INHIBITION OF L-TYPE CALCIUM CHANNELS BY INTERNAL GTP [GAMMA-S] IN MOUSE PANCREATIC-BETA CELLS

Pretreatment of pancreatic beta-cells with pertussis toxin resulted in a 30% increase in peak whole-cell Ca2+ currents recorded in the absence of exogenous intracellular guanine nucleotides. Intracellular application of 90-mu-M GTP[gamma-S], by liberation from a caged precursor, resulted in 40% reduction of the peak Ca2+ current irrespective of whether the current was carried by Ca2+ or Ba2+. Effects on the delayed outward K+ current were small and restricted to a transient Ca2+-dependent K+ current component.

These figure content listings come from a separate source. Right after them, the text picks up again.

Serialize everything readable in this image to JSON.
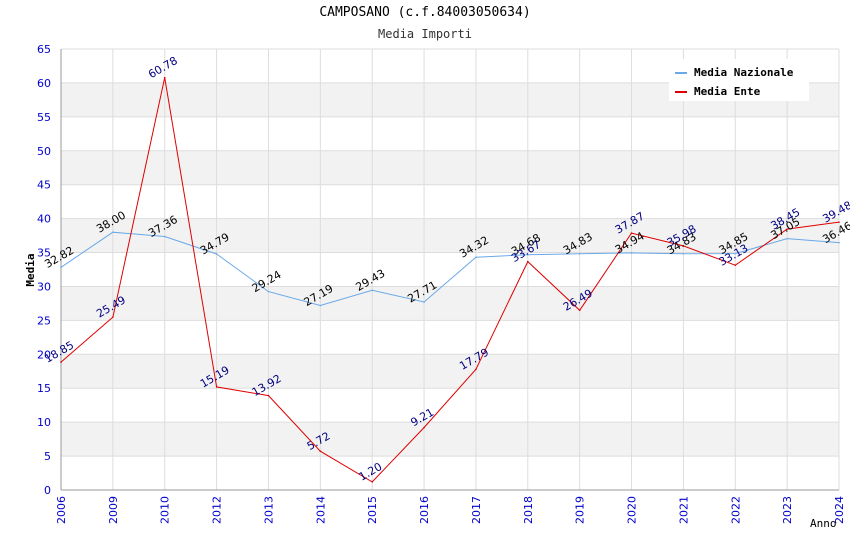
{
  "chart_data": {
    "type": "line",
    "title": "CAMPOSANO (c.f.84003050634)",
    "subtitle": "Media Importi",
    "xlabel": "Anno",
    "ylabel": "Media",
    "ylim": [
      0,
      65
    ],
    "y_ticks": [
      "0",
      "5",
      "10",
      "15",
      "20",
      "25",
      "30",
      "35",
      "40",
      "45",
      "50",
      "55",
      "60",
      "65"
    ],
    "categories": [
      "2006",
      "2009",
      "2010",
      "2012",
      "2013",
      "2014",
      "2015",
      "2016",
      "2017",
      "2018",
      "2019",
      "2020",
      "2021",
      "2022",
      "2023",
      "2024"
    ],
    "series": [
      {
        "name": "Media Nazionale",
        "color": "#6aa8e8",
        "label_color": "#000000",
        "values": [
          32.82,
          38.0,
          37.36,
          34.79,
          29.24,
          27.19,
          29.43,
          27.71,
          34.32,
          34.68,
          34.83,
          34.94,
          34.83,
          34.85,
          37.05,
          36.46
        ],
        "labels": [
          "32.82",
          "38.00",
          "37.36",
          "34.79",
          "29.24",
          "27.19",
          "29.43",
          "27.71",
          "34.32",
          "34.68",
          "34.83",
          "34.94",
          "34.83",
          "34.85",
          "37.05",
          "36.46"
        ]
      },
      {
        "name": "Media Ente",
        "color": "#e00000",
        "label_color": "#000080",
        "values": [
          18.85,
          25.49,
          60.78,
          15.19,
          13.92,
          5.72,
          1.2,
          9.21,
          17.79,
          33.67,
          26.49,
          37.87,
          35.98,
          33.13,
          38.45,
          39.48
        ],
        "labels": [
          "18.85",
          "25.49",
          "60.78",
          "15.19",
          "13.92",
          "5.72",
          "1.20",
          "9.21",
          "17.79",
          "33.67",
          "26.49",
          "37.87",
          "35.98",
          "33.13",
          "38.45",
          "39.48"
        ]
      }
    ],
    "legend": "top-right",
    "grid": true,
    "colors": {
      "axis_tick": "#0000cc",
      "band": "#f2f2f2",
      "grid": "#dddddd"
    }
  }
}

Inhibition by GTP[gamma-S] of the Ca2+ current was not mimicked by standard GTP and could not be prevented either by pretreatment with pertussis toxin or by inclusion of GDP[beta-S] or cyclic AMP in the intracellular medium. The inhibitory effect of GTP[gamma-S] could be counteracted by a prepulse to a large depolarizing voltage. A similar effect of a depolarizing prepulse was observed in control cells with no exogenous guanine nucleotides. These observations indicate that inhibition of beta-cell Ca2+ current by G protein activation results from direct interaction with the channel and does not involve second-messenger systems. Our findings also suggest that the beta-cell Ca2+ current is subject to resting inhibition by G proteins.